It‘s 1965. You could catch “Goldfinger” at second-run drive-ins. “The Man From U.N.C.L.E.” was in its second season. Four years earlier a superpower dust-up over Cuba threatened nuclear devastation. You can imagine, in short, what gave two 30-something writers the idea that a sitcom about a bumbling spy might strike a chord with the American people. That the two writers happened to be Mel Brooks and Buck Henry certainly didn’t hurt. But without the Cold War context, “Get Smart,” the five-season television show, would have been inconceivable.
Now comes the puzzlingly timed “Get Smart,” the summer comedy-action blockbuster, and a Steve Carell vehicle to boot. Forty-three years from the début of the small-screen original, we certainly have our own set of problems related to botched intelligence. But given the public’s revulsion with foreign affairs, topicality is not on the menu for any movie with nine-figure box-office ambitions. (Consequently, it’s now quite clear that “Harold & Kumar Escape From Guantanamo Bay” may have a higher integrity quotient than any other current Hollywood response to our present calamities.)

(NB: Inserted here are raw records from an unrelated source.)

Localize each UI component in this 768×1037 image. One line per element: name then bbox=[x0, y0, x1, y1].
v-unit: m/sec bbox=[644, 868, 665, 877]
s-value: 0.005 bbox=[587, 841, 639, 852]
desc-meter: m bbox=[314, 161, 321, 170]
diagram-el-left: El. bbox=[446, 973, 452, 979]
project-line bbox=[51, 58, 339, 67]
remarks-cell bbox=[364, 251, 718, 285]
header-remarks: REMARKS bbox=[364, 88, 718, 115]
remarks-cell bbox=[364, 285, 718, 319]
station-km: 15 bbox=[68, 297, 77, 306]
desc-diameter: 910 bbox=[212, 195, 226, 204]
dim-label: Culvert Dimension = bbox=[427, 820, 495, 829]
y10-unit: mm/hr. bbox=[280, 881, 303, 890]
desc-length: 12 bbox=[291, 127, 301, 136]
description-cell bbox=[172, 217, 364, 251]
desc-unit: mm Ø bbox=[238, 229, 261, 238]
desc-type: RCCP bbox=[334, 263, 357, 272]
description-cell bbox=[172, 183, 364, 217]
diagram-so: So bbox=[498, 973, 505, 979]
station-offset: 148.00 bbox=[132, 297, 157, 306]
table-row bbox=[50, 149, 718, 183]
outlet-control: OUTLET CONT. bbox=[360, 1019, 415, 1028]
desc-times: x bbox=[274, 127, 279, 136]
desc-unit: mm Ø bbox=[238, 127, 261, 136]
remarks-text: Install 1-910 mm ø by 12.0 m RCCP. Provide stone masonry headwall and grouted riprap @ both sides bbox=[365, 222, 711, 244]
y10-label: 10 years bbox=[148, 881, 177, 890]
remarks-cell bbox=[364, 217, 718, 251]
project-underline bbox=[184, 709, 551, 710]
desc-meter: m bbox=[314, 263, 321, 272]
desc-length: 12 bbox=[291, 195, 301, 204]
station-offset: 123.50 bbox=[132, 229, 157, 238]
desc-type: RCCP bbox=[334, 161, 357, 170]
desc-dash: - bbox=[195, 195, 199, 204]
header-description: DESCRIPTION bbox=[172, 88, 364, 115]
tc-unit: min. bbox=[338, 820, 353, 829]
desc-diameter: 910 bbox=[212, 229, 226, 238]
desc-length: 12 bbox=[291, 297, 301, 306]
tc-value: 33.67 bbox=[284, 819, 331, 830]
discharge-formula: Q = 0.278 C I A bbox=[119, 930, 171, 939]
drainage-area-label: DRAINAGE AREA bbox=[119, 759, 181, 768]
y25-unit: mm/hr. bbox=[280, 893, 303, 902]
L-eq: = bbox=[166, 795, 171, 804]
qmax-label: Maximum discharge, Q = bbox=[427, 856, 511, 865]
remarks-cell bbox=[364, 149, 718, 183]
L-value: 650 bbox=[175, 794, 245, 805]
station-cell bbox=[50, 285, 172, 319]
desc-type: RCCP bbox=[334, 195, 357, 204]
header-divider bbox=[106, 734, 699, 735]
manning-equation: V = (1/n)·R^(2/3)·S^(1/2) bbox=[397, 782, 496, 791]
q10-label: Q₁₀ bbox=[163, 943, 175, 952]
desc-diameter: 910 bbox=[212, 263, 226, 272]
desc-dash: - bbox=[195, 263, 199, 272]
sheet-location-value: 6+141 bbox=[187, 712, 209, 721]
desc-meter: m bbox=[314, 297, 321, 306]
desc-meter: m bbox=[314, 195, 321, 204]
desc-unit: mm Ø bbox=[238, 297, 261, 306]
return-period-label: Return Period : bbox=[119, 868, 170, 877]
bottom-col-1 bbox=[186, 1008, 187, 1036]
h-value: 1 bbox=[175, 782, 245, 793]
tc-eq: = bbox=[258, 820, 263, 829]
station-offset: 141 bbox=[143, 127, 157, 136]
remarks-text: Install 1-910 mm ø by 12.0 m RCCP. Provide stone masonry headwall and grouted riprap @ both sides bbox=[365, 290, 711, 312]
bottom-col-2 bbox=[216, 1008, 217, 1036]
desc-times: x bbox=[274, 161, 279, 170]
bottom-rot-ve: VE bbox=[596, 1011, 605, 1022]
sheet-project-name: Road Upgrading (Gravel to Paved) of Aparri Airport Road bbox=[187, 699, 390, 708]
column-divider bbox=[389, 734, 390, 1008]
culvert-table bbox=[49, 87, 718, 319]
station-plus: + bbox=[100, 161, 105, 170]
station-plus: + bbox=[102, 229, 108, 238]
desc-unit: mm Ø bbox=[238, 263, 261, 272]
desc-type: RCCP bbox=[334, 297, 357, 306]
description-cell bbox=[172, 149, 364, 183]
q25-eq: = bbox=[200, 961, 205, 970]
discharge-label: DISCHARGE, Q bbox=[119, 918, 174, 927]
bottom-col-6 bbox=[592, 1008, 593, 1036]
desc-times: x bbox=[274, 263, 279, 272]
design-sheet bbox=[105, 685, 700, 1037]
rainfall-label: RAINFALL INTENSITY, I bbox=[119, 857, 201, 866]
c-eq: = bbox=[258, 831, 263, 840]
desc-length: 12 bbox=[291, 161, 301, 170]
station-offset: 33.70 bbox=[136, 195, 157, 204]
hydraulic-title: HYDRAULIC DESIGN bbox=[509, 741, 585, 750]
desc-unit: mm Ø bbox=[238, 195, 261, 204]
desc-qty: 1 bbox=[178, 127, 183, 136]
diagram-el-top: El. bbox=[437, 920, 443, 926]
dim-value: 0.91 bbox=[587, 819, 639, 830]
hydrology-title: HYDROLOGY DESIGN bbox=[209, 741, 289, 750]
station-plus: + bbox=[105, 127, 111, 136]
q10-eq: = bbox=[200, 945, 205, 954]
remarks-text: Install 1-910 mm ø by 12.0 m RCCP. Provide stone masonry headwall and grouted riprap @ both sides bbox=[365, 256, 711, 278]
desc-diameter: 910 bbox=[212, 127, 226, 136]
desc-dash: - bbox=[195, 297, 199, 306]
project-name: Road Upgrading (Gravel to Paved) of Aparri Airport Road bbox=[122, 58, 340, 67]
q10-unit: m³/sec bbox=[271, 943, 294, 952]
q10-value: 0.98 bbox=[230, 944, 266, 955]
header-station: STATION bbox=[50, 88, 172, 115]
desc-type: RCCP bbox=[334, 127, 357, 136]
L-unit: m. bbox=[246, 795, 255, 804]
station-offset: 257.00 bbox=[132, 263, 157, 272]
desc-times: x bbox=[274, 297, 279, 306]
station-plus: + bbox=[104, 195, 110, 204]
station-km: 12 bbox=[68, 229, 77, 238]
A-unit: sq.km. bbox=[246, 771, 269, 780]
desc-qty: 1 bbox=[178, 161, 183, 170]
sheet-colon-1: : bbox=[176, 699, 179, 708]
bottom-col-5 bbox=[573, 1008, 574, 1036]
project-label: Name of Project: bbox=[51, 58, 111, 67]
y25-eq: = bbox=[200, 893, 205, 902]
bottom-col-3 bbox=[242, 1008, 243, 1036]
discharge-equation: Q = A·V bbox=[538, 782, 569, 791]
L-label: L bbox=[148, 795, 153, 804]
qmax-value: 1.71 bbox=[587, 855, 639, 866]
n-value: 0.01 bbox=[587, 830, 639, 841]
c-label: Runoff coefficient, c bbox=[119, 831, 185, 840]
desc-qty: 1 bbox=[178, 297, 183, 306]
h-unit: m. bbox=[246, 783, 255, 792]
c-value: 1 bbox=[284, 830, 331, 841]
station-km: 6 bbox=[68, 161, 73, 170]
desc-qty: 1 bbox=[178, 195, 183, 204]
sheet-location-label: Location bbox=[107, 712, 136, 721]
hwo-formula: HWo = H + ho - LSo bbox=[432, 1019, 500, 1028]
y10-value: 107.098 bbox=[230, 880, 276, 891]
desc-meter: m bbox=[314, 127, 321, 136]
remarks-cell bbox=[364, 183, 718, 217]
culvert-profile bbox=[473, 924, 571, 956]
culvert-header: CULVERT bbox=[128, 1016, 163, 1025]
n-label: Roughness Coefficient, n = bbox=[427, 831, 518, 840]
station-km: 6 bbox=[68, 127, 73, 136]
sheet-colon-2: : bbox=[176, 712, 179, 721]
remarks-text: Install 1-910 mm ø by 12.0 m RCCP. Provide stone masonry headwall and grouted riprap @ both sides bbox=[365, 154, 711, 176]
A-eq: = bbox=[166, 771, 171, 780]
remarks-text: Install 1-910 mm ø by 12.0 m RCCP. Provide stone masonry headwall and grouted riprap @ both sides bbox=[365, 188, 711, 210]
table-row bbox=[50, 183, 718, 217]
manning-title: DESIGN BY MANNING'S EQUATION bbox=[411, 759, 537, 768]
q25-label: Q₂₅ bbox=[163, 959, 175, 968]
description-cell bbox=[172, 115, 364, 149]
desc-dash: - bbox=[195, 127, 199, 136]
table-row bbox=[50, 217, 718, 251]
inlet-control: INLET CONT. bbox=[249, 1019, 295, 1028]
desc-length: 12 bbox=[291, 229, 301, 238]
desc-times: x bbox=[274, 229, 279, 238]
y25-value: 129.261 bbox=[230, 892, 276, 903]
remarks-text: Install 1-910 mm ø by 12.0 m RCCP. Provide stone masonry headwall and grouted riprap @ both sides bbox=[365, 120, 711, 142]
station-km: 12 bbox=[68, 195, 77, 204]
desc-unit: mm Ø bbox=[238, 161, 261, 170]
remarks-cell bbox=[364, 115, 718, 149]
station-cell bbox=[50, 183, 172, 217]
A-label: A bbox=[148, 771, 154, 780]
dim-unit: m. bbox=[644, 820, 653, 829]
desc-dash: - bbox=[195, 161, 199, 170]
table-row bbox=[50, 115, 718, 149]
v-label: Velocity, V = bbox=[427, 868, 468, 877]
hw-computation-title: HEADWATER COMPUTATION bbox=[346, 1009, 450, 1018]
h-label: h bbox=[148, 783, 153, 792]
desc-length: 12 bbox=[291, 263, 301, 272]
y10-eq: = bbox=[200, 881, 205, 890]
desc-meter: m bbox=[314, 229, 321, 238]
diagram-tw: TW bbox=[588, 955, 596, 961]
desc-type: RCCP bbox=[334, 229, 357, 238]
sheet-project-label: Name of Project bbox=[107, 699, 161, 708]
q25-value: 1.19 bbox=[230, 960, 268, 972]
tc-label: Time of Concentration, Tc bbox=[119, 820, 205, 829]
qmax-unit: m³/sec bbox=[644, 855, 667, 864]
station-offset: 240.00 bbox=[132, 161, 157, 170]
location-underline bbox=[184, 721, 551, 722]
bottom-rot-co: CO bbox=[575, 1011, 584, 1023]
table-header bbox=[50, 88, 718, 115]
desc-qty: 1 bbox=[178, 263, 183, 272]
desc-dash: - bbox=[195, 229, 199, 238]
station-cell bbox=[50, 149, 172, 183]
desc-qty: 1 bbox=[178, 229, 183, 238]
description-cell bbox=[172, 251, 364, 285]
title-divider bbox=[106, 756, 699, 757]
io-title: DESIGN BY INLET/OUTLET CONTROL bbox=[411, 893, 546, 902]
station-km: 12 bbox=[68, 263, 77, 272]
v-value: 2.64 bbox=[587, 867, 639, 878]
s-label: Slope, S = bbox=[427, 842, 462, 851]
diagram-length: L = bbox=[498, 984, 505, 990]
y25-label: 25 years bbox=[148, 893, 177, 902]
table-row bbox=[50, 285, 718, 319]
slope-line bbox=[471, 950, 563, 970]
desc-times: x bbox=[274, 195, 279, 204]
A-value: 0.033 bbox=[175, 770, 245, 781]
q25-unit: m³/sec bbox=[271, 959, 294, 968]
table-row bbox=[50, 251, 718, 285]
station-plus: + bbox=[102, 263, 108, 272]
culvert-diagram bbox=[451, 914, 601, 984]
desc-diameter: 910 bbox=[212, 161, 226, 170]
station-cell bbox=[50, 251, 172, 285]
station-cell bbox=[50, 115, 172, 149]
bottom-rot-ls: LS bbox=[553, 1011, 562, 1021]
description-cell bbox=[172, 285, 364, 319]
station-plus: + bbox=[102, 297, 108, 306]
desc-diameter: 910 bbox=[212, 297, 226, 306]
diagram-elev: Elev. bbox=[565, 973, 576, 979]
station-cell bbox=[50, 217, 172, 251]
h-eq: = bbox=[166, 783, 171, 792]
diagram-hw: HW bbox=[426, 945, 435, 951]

What we have, then, is a satire determined to stay well clear of its natural targets. In place of barbed humor, we get a ton of generic explosions, hairbreadth escapes, bombs in concert halls and other action mainstays that don’t really gel with the classic camp comedy worldview. There’s nothing to despise here, certainly, but over the appealing performances and kinetic frenzy hangs an air of flailing pointlessness.
The weak link in the chain, naturally enough, is the script, concocted by Tom J. Astle and Matt Ember, the team responsible for the feeble rom-com “Failure to Launch” (2006). To be sure, they should be given credit for trying to reconceive Maxwell Smart, who in Carell’s incarnation isn’t a button-down nitwit, but rather a crack analyst whose difficulties in the field have more to do with inexperience than ingrained stupidity.
But the film’s sometimes beguiling special effects — a slickly updated CGI take on the irredeemably bug-prone Cone of Silence, for example — can’t offset the sheer unevenness of the gags, few of which rise to the level of those on a typical episode of “The Office,” still the prime source of Carellana. Brief hints of inspiration, such as a wan Bill Murray as Agent 13, doomed to live out his life disguised as a tree on the banks of the Tidal Basin, only heighten our disappointment when the movie settles back into its blow-to-the-groin mode.
Agent 99, Max’s alluring partner in the field, has been given a weird back story to explain why she looks so young, in spite of being a highly seasoned operative. That’s because she’s played by a pretty, bland 25-year-old Anne Hathaway (“The Devil Wears Prada”). Doubtless the idea of casting a contemporary of Carell in the role was dismissed out of hand. After all, who would pay to see a 45-year-old woman in a summer hit? (Plenty of people, it turns out, as “Sex and the City” has taught us.) Hathaway, however, an ingénue to her polished fingertips, never establishes 99 as the rock-solid professional she’s supposed to be. If Carell had had someone of sterner stuff to play off of, the script’s lackluster repartee might have been given a lift.
The movie’s episodic riffs on spookdom are loosely strung together with a plot that resuscitates the shadowy criminal empire of KAOS and its evil mastermind, Siegfried (the venerable Terence Stamp), along with his portly sidekick Shtarker (Ken Davitian, best known as Borat’s helpmate). As Max’s long-suffering Chief, Alan Arkin injects a bracing dose of spleen into the proceedings, a task that has become something of a specialty for him in his welcome, late-career blossoming. And Dwayne Johnson (The Rock no more) provides the requisite muscle.
Occasionally the film makes glancing allusions to our real-world predicaments. In Max and 99’s intercontinental peregrinations they stumble onto a stash of yellowcake. The vice president is referred to as a belligerent jerk. The briefly appearing president (James Caan) is a boorish clown. All told, these elements probably account for less than three minutes. The rest of the time “Get Smart” just pages through the summer movie playbook, selecting this or that until an acceptable run time has been reached. Another pop-culture icon lazily mined for ready cash. Mission accomplished.